IMA accepts technically sound and scientifically rigorous research in the interdisciplinary field of imaging, including relevant algorithmic research and hardware and software development, and their applications relevant to medical research. The journal provides a platform to publish original research in structural and functional imaging.
The journal is also open to imaging studies of the human body and on animals that describe novel diagnostic imaging and analyses methods.
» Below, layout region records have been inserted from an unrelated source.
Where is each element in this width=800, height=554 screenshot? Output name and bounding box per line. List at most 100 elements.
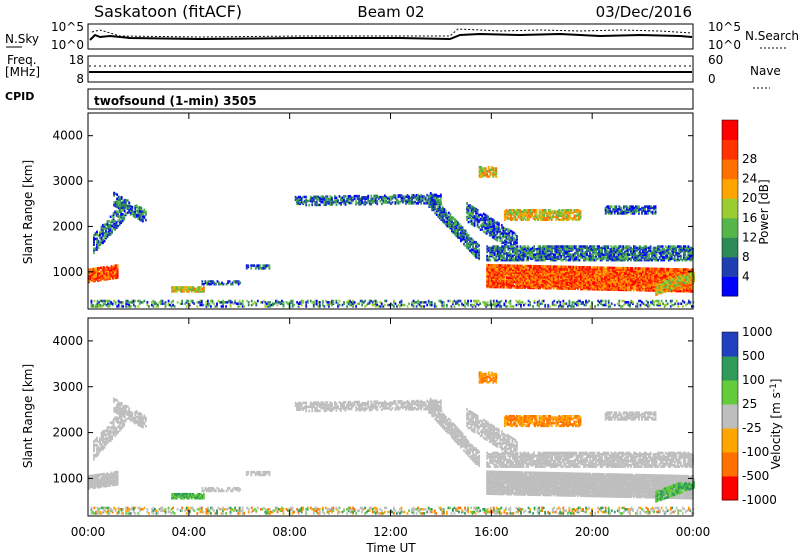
scatter-cell — [110, 302, 112, 305]
scatter-cell — [626, 281, 629, 285]
scatter-cell — [115, 214, 118, 217]
scatter-cell — [614, 281, 617, 285]
scatter-cell — [567, 275, 570, 278]
scatter-cell — [498, 256, 501, 259]
scatter-cell — [113, 264, 116, 268]
scatter-cell — [115, 275, 118, 278]
scatter-cell — [567, 267, 570, 270]
scatter-cell — [616, 273, 619, 277]
scatter-cell — [502, 245, 505, 248]
scatter-cell — [452, 226, 455, 229]
scatter-cell — [352, 199, 354, 202]
scatter-cell — [646, 268, 649, 272]
scatter-cell — [589, 286, 591, 290]
scatter-cell — [530, 273, 532, 276]
scatter-cell — [504, 271, 507, 274]
scatter-cell — [687, 268, 690, 271]
scatter-cell — [584, 281, 587, 284]
scatter-cell — [599, 270, 602, 273]
scatter-cell — [655, 277, 658, 280]
scatter-cell — [613, 280, 616, 283]
scatter-cell — [570, 273, 573, 277]
scatter-cell — [100, 237, 103, 241]
scatter-cell — [490, 280, 493, 283]
scatter-cell — [411, 303, 413, 307]
scatter-cell — [575, 269, 578, 273]
scatter-cell — [616, 280, 619, 283]
scatter-cell — [227, 281, 229, 285]
scatter-cell — [439, 299, 442, 303]
scatter-cell — [445, 305, 448, 308]
scatter-cell — [383, 303, 386, 307]
scatter-cell — [601, 274, 604, 278]
scatter-cell — [605, 288, 608, 291]
scatter-cell — [598, 279, 601, 283]
scatter-cell — [531, 282, 534, 286]
scatter-cell — [561, 277, 564, 281]
scatter-cell — [551, 269, 554, 272]
scatter-cell — [457, 228, 459, 231]
scatter-cell — [486, 254, 489, 258]
scatter-cell — [415, 193, 418, 197]
scatter-cell — [343, 200, 345, 204]
scatter-cell — [637, 272, 640, 276]
scatter-cell — [128, 303, 131, 307]
scatter-cell — [347, 197, 350, 201]
scatter-cell — [596, 285, 599, 288]
scatter-cell — [564, 273, 567, 277]
scatter-cell — [195, 287, 198, 290]
scatter-cell — [686, 302, 689, 305]
scatter-cell — [443, 212, 446, 215]
scatter-cell — [656, 299, 658, 303]
scatter-cell — [484, 221, 487, 225]
scatter-cell — [417, 202, 420, 205]
scatter-cell — [533, 275, 535, 279]
scatter-cell — [94, 272, 96, 276]
scatter-cell — [513, 253, 516, 256]
scatter-cell — [318, 196, 321, 200]
scatter-cell — [524, 279, 526, 283]
scatter-cell — [575, 283, 578, 287]
scatter-cell — [499, 276, 502, 279]
scatter-cell — [580, 274, 582, 277]
scatter-cell — [513, 265, 516, 269]
scatter-cell — [175, 290, 178, 293]
scatter-cell — [609, 305, 612, 308]
scatter-cell — [484, 227, 487, 230]
scatter-cell — [518, 270, 520, 273]
scatter-cell — [487, 246, 490, 250]
scatter-cell — [431, 200, 434, 203]
scatter-cell — [449, 213, 452, 216]
scatter-cell — [93, 305, 96, 308]
scatter-cell — [502, 252, 505, 255]
scatter-cell — [208, 303, 211, 307]
scatter-cell — [190, 290, 193, 293]
scatter-cell — [613, 270, 616, 274]
scatter-cell — [117, 303, 120, 307]
scatter-cell — [335, 200, 338, 204]
scatter-cell — [137, 305, 140, 308]
scatter-cell — [358, 197, 361, 201]
scatter-cell — [676, 273, 679, 277]
scatter-cell — [122, 301, 125, 304]
scatter-cell — [574, 271, 576, 274]
scatter-cell — [94, 279, 96, 283]
scatter-cell — [601, 269, 604, 272]
scatter-cell — [119, 203, 122, 206]
scatter-cell — [364, 299, 367, 303]
scatter-cell — [537, 286, 540, 290]
scatter-cell — [508, 269, 511, 273]
scatter-cell — [675, 272, 678, 275]
scatter-cell — [649, 285, 652, 288]
scatter-cell — [458, 228, 461, 232]
scatter-cell — [426, 303, 429, 307]
scatter-cell — [576, 301, 578, 304]
scatter-cell — [601, 273, 604, 276]
scatter-cell — [476, 244, 479, 247]
scatter-cell — [623, 277, 626, 281]
scatter-cell — [152, 305, 155, 308]
scatter-cell — [464, 233, 467, 237]
scatter-cell — [504, 249, 507, 252]
scatter-cell — [531, 277, 534, 280]
scatter-cell — [566, 271, 569, 274]
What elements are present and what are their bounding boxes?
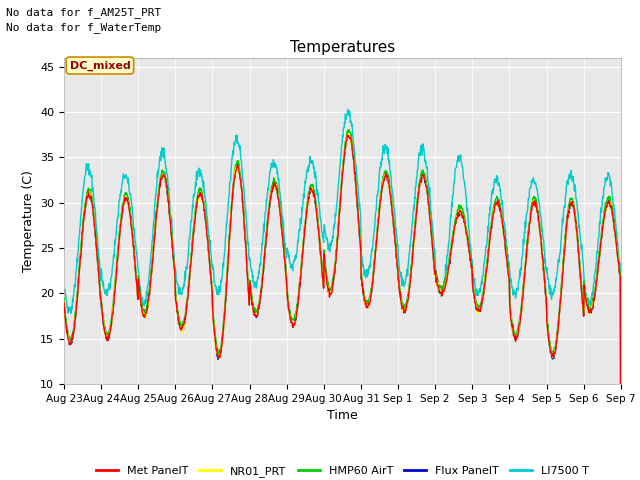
Legend: Met PanelT, NR01_PRT, HMP60 AirT, Flux PanelT, LI7500 T: Met PanelT, NR01_PRT, HMP60 AirT, Flux P… (91, 461, 594, 480)
Text: No data for f_WaterTemp: No data for f_WaterTemp (6, 22, 162, 33)
Title: Temperatures: Temperatures (290, 40, 395, 55)
Y-axis label: Temperature (C): Temperature (C) (22, 170, 35, 272)
X-axis label: Time: Time (327, 409, 358, 422)
Text: DC_mixed: DC_mixed (70, 60, 131, 71)
Text: No data for f_AM25T_PRT: No data for f_AM25T_PRT (6, 7, 162, 18)
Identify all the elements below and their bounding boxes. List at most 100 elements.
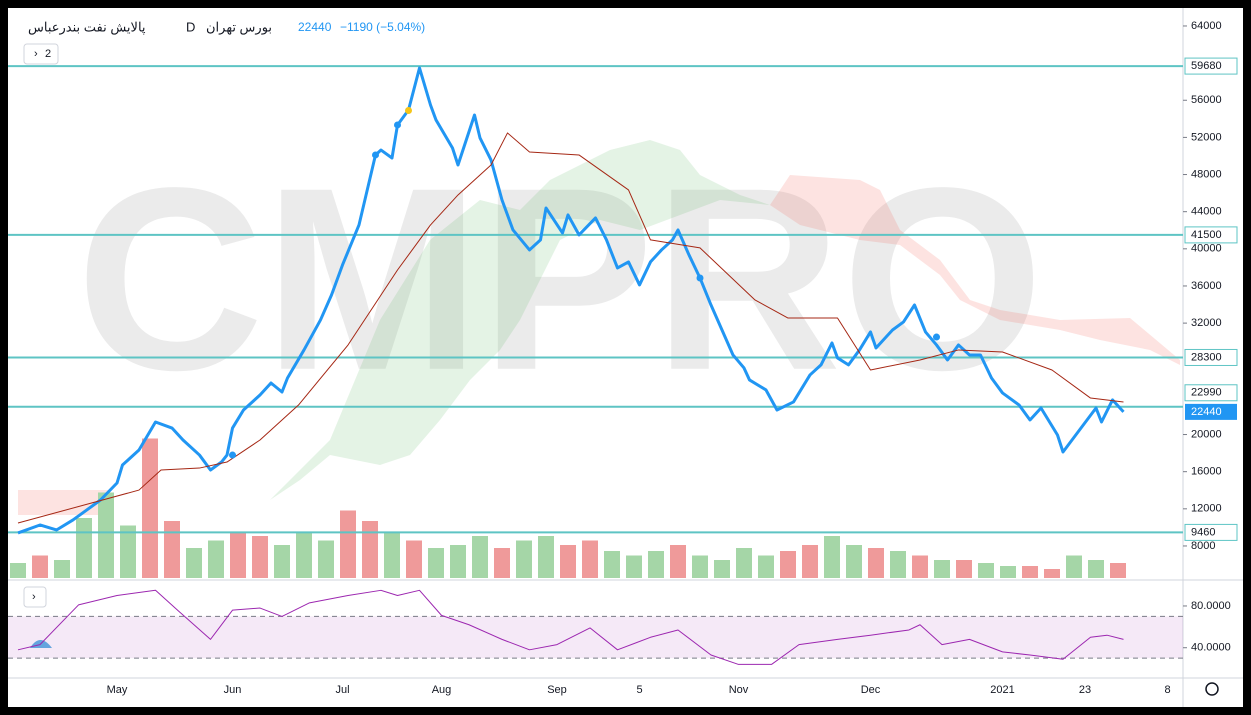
volume-bar: [1000, 566, 1016, 578]
x-tick-label: Aug: [432, 684, 452, 696]
volume-bar: [384, 533, 400, 578]
pane-toggle[interactable]: [23, 586, 47, 608]
volume-bar: [648, 551, 664, 578]
volume-bar: [978, 563, 994, 578]
x-tick-label: 23: [1079, 684, 1091, 696]
signal-marker: [394, 121, 401, 129]
last-price: 22440: [298, 20, 332, 34]
volume-bar: [10, 563, 26, 578]
volume-bar: [208, 540, 224, 578]
y-tick-label: 56000: [1191, 94, 1222, 106]
series-line: [17, 132, 1124, 524]
volume-bar: [516, 540, 532, 578]
legend-toggle[interactable]: [23, 43, 59, 65]
level-label-box: [1184, 384, 1238, 402]
x-tick-label: 2021: [990, 684, 1014, 696]
volume-bar: [142, 438, 158, 578]
volume-bar: [296, 533, 312, 578]
volume-bar: [406, 540, 422, 578]
level-label-box: [1184, 226, 1238, 244]
x-tick-label: 5: [636, 684, 642, 696]
y-tick-label: 20000: [1191, 428, 1222, 440]
x-tick-label: Dec: [861, 684, 881, 696]
volume-bar: [450, 545, 466, 578]
exchange: بورس تهران: [206, 19, 272, 35]
level-label-box: [1184, 523, 1238, 541]
volume-bar: [32, 555, 48, 578]
level-label: 9460: [1191, 526, 1215, 538]
volume-bar: [956, 560, 972, 578]
volume-bar: [582, 540, 598, 578]
signal-marker: [696, 274, 704, 282]
volume-bar: [164, 521, 180, 578]
x-tick-label: Sep: [547, 684, 567, 696]
y-tick-label: 32000: [1191, 317, 1222, 329]
y-tick-label: 64000: [1191, 20, 1222, 32]
rsi-band: [8, 616, 1183, 659]
volume-bar: [736, 548, 752, 578]
symbol-name: پالایش نفت بندرعباس: [28, 19, 146, 35]
volume-bar: [274, 545, 290, 578]
y-tick-label: 8000: [1191, 540, 1215, 552]
level-label: 41500: [1191, 229, 1222, 241]
last-price-label: 22440: [1191, 406, 1222, 418]
volume-bar: [186, 548, 202, 578]
volume-bar: [252, 536, 268, 578]
y-tick-label: 44000: [1191, 206, 1222, 218]
signal-marker: [405, 106, 412, 114]
chevron: ›: [34, 48, 38, 60]
volume-bar: [692, 555, 708, 578]
volume-bar: [120, 525, 136, 578]
volume-bar: [934, 560, 950, 578]
y-tick-label: 40.0000: [1191, 642, 1231, 654]
y-tick-label: 16000: [1191, 466, 1222, 478]
volume-bar: [494, 548, 510, 578]
volume-bar: [626, 555, 642, 578]
y-tick-label: 80.0000: [1191, 600, 1231, 612]
settings-button[interactable]: [1205, 682, 1219, 696]
level-label: 59680: [1191, 60, 1222, 72]
y-tick-label: 40000: [1191, 243, 1222, 255]
volume-bar: [714, 560, 730, 578]
level-label: 22990: [1191, 387, 1222, 399]
volume-bar: [340, 510, 356, 578]
volume-bar: [912, 555, 928, 578]
volume-bar: [362, 521, 378, 578]
volume-bar: [670, 545, 686, 578]
volume-bar: [1022, 566, 1038, 578]
x-tick-label: 8: [1164, 684, 1170, 696]
level-label-box: [1184, 57, 1238, 75]
volume-bar: [1110, 563, 1126, 578]
volume-bar: [846, 545, 862, 578]
level-label-box: [1184, 348, 1238, 366]
y-tick-label: 12000: [1191, 503, 1222, 515]
x-tick-label: May: [107, 684, 128, 696]
interval: D: [186, 19, 195, 34]
volume-bar: [824, 536, 840, 578]
volume-bar: [1066, 555, 1082, 578]
signal-marker: [372, 151, 379, 159]
x-tick-label: Jun: [224, 684, 242, 696]
volume-bar: [76, 518, 92, 578]
y-tick-label: 48000: [1191, 168, 1222, 180]
volume-bar: [758, 555, 774, 578]
legend-count: 2: [45, 48, 51, 60]
chevron: ›: [32, 591, 36, 603]
watermark: CMPRO: [76, 135, 1044, 425]
volume-bar: [1044, 569, 1060, 578]
x-tick-label: Nov: [729, 684, 749, 696]
volume-bar: [318, 540, 334, 578]
volume-bar: [428, 548, 444, 578]
volume-bar: [538, 536, 554, 578]
series-line: [17, 66, 1125, 535]
volume-bar: [54, 560, 70, 578]
y-tick-label: 52000: [1191, 131, 1222, 143]
volume-bar: [230, 533, 246, 578]
volume-bar: [868, 548, 884, 578]
volume-bar: [890, 551, 906, 578]
x-tick-label: Jul: [335, 684, 349, 696]
series-line: [17, 589, 1124, 665]
volume-bar: [1088, 560, 1104, 578]
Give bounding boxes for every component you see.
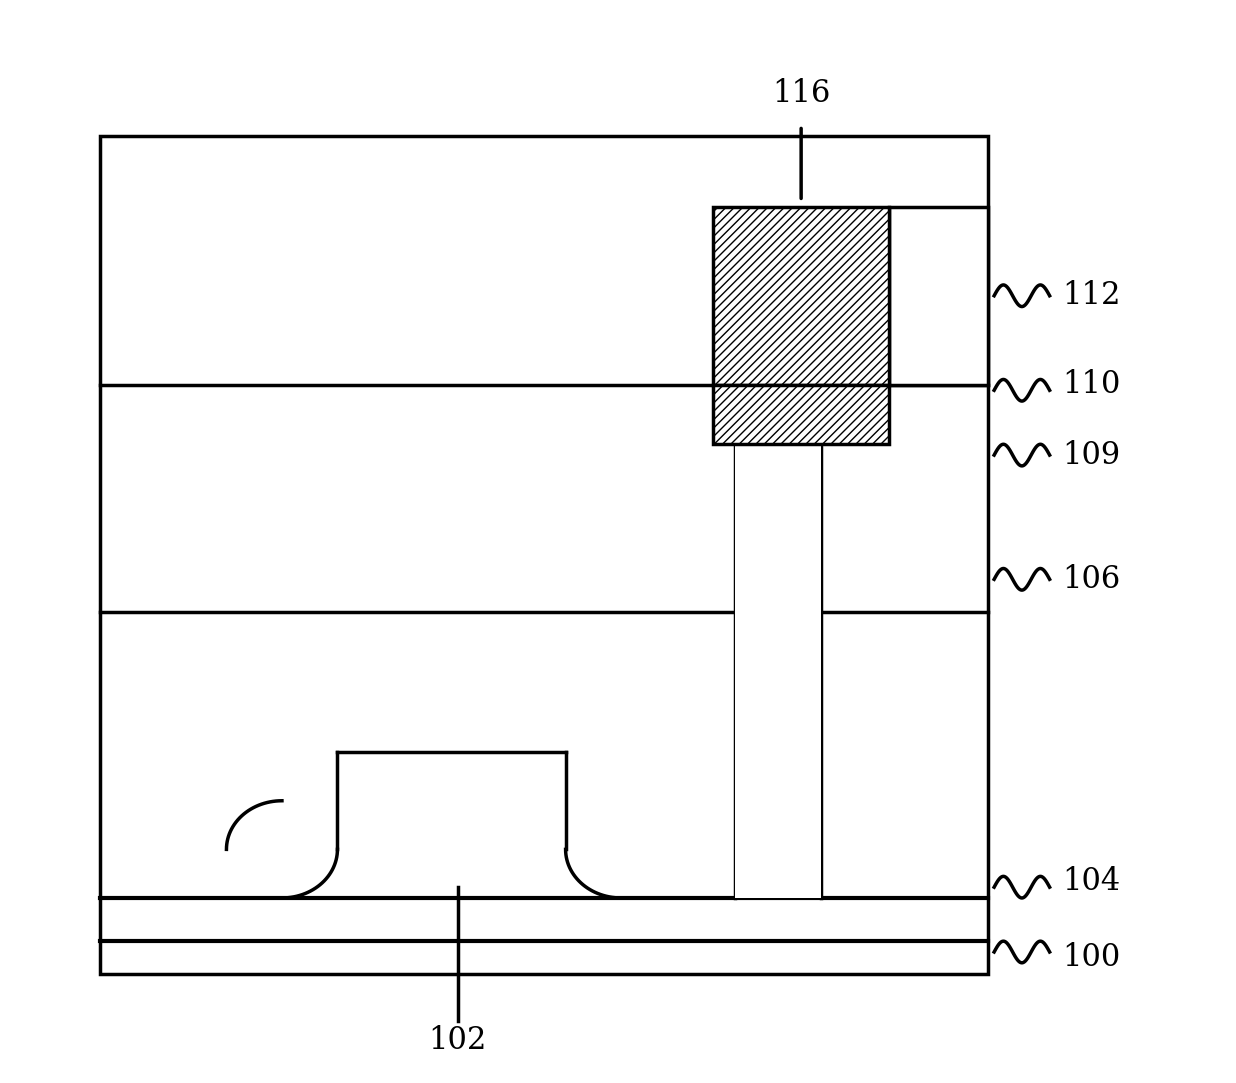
Bar	[713, 384, 890, 444]
Text: 106: 106	[1062, 564, 1120, 595]
Text: 109: 109	[1062, 440, 1120, 471]
Text: 116: 116	[772, 78, 831, 109]
Text: 102: 102	[429, 1026, 487, 1056]
Text: 112: 112	[1062, 280, 1121, 311]
Bar	[890, 207, 988, 384]
Text: 100: 100	[1062, 942, 1120, 973]
Bar	[735, 444, 822, 898]
Text: 110: 110	[1062, 369, 1120, 401]
Bar	[100, 136, 988, 974]
Bar	[713, 207, 890, 384]
Text: 104: 104	[1062, 866, 1120, 898]
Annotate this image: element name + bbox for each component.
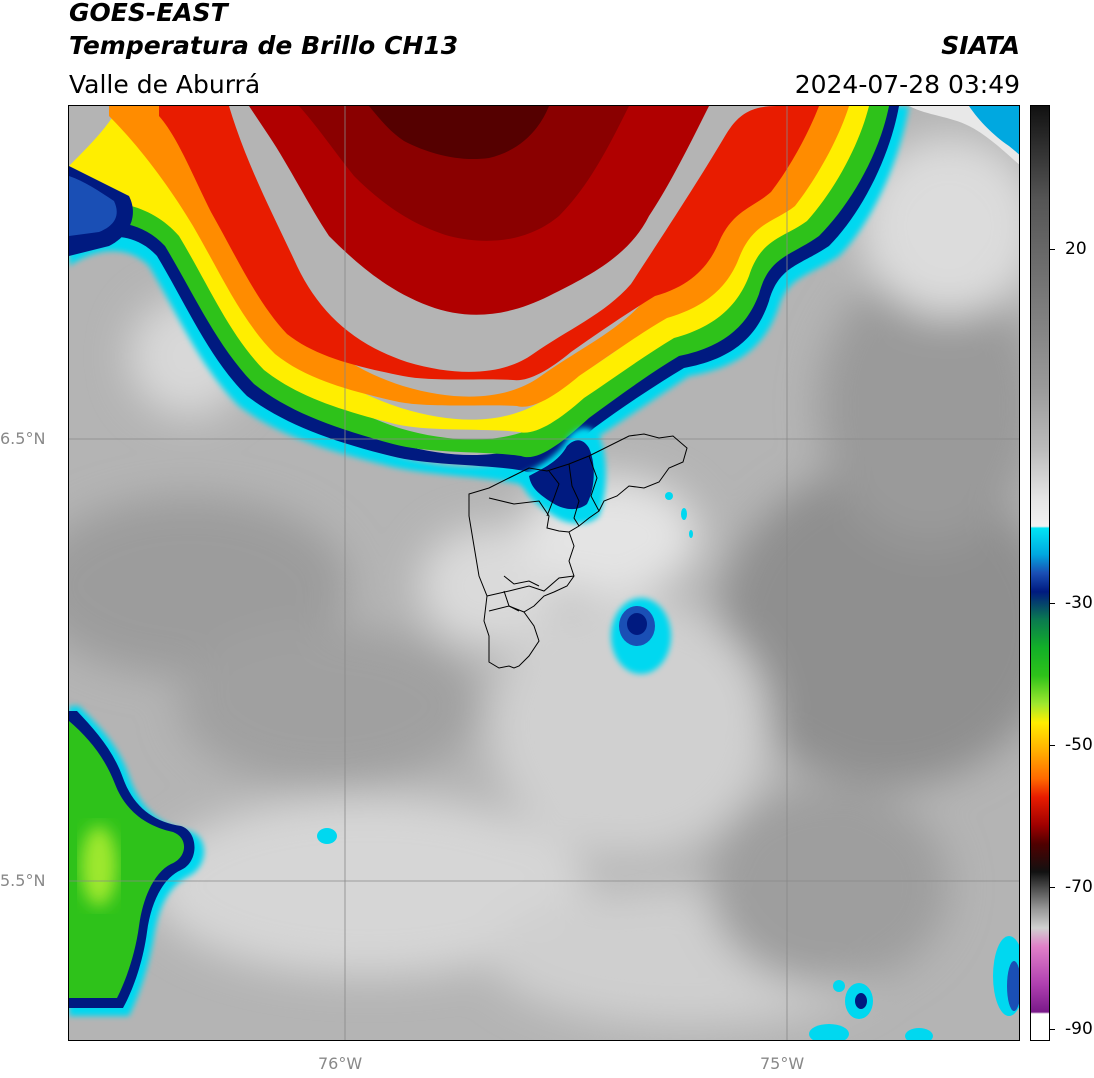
cbar-tick-mark bbox=[1050, 1029, 1055, 1030]
satellite-map bbox=[68, 105, 1020, 1041]
graticule bbox=[69, 106, 1019, 1040]
satellite-title: GOES-EAST bbox=[69, 0, 228, 27]
municipal-boundaries bbox=[468, 433, 688, 669]
lat-label: 5.5°N bbox=[0, 871, 46, 890]
cbar-label: -70 bbox=[1065, 877, 1093, 897]
product-title: Temperatura de Brillo CH13 bbox=[69, 31, 459, 60]
convective-cloud-north bbox=[69, 106, 909, 488]
convective-cloud-southwest bbox=[69, 706, 204, 1016]
cbar-tick-mark bbox=[1050, 249, 1055, 250]
cbar-label: -50 bbox=[1065, 735, 1093, 755]
isolated-cell bbox=[611, 598, 671, 674]
cbar-tick-mark bbox=[1050, 745, 1055, 746]
timestamp-title: 2024-07-28 03:49 bbox=[794, 70, 1020, 99]
source-title: SIATA bbox=[941, 31, 1020, 60]
brightness-temperature-field bbox=[69, 106, 1019, 1040]
lon-label: 75°W bbox=[760, 1054, 805, 1073]
colorbar bbox=[1030, 105, 1050, 1041]
small-cells-southeast bbox=[317, 492, 1019, 1040]
cbar-label: 20 bbox=[1065, 239, 1087, 259]
cbar-label: -30 bbox=[1065, 593, 1093, 613]
lat-label: 6.5°N bbox=[0, 429, 46, 448]
cbar-tick-mark bbox=[1050, 603, 1055, 604]
cloud-texture bbox=[69, 136, 1019, 1026]
cbar-tick-mark bbox=[1050, 887, 1055, 888]
lon-label: 76°W bbox=[318, 1054, 363, 1073]
region-title: Valle de Aburrá bbox=[69, 70, 261, 99]
convective-tail bbox=[69, 106, 1019, 524]
cbar-label: -90 bbox=[1065, 1019, 1093, 1039]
Technical, theoretical, and clinical research in both normal and clinical populations is encouraged. Submissions describing methods, software, databases, replication studies as well as negative results are also considered.
The scope of the journal includes, but is not limited to, the following in the context of biomedical research:
Imaging and neuro-imaging modalities: structural MRI, functional MRI, PET, SPECT, CT, ultrasound, EEG, MEG, NIRS etc.;
Neuromodulation and brain stimulation techniques such as TMS and tDCS;
Software and hardware for imaging, especially related to human and animal health;
Image segmentation in normal and clinical populations;
Pattern analysis and classification using machine learning techniques;
Computational modeling and analysis;
Brain connectivity and connectomics;
Systems-level characterization of brain function;
Neural networks and neurorobotics;
Computer vision, based on human/animal physiology;
Brain-computer interface (BCI) technology;
Big data, databasing and data mining.